I’m a believer in the idea that conflict avoidence is sometimes the best conflict resolution. That said, in this situation it seems wrong that you can’t discuss these things with your husband. Unless you’re being an irrational nag about it, him refusing to discuss these issues does not bode well for your marriage. Maybe your Mother-In-Law ignores you because she doesn’t think you’ll be around long-term? Or because your husband devalues you so she does too?
The MIL’s dress color is a non-issue, so you do seem unreasonable to even bother mentioning that. But if it was more about your Mother-In-Law not putting any effort into her dress, I can see how that (coupled with other problems) would contribute to your feeling like she doesn’t care about you. The invite thing also seems like an overreaction, because if she actually didn’t want you to have their new address that is really messed up — probably she’s just disorganized and didn’t think it mattered. Also the “wedding” gift seems thoughtless and I’d be hurt, but hey, on the bright side, they’re contributing to your husband having a hot body! (;
It was your and your husband’s responsibility to arrange the specifics of childcare for your wedding night/day after. Why wasn’t a specific return time arranged beforehand? Or was there one but the inlaws changed it? Calling at 7:30 am the day after your wedding is a major jackass move…but it could’ve simply been a case of miscommunication. Maybe the inlaws thought taking her for the night really meant just the night?

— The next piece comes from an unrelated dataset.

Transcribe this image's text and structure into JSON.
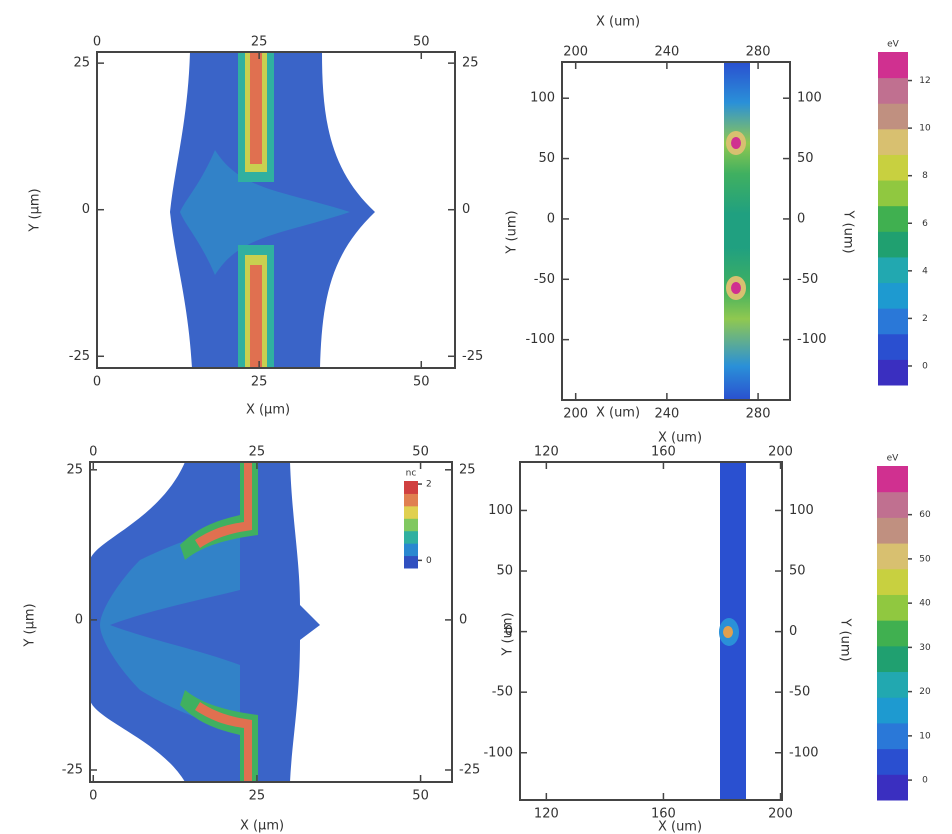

Basically the only real problem here is your husband’s refusal to discuss things with you. Everything else you just need to let go. It won’t do you any good to hold a grudge against your inlaws. Just don’t rely on them for anything in the future.
Post # 5
My Mother-In-Law has offered my Fiance a wedding gift specifically for him (but nothing me!) – I’m taking it as a rather sad sign of the fact she wants to keep him under her control.
Honestly, I think you’re right to feel a bit slighted, but it sounds like it’s something you’ll need to learn to let go of.
As PP said, your communication with your Darling Husband is the most important thing to focus on here.
Post # 6
- Wedding: October 2014 - Church
Sones1985: I don’t understand why your Darling Husband doesn’t want to talk to you about it, unless you have constantly harped about your Mother-In-Law in the past and he could just not take anymore. I know that if it were me I would be very upset – while some of the things are things that should be minor and easy to let go (like the bm colour – it’s not like she wore white), I think that it is the buildup of absolutely everything that is making you focus on everything that has happened. I think that you need to try to let it go, as hard as it is, because it’s just not going to help. Have you ever heard of “killing someone with kindness”? That is what I would do with her because it shows others that (a) you are the bigger person and (b) it really drives that person mad. Also, do not rely on her for anything because she sounds very flaky/self-centered.
I would really try to speak to your Darling Husband about it, but don’t make it into an entire bitch fest (it sounds like you are ready to bubble over and just spew everything out). Sit him down and tell him you are concerned about your relationship with his mother and her relationship with you, as a couple. Pick and choose some of the examples (I would leave the colour of the dress she wore out of it). This is all, of course, if you really want a good relationship with Mother-In-Law. If you do not then I would try to get over it and kill her with kindness.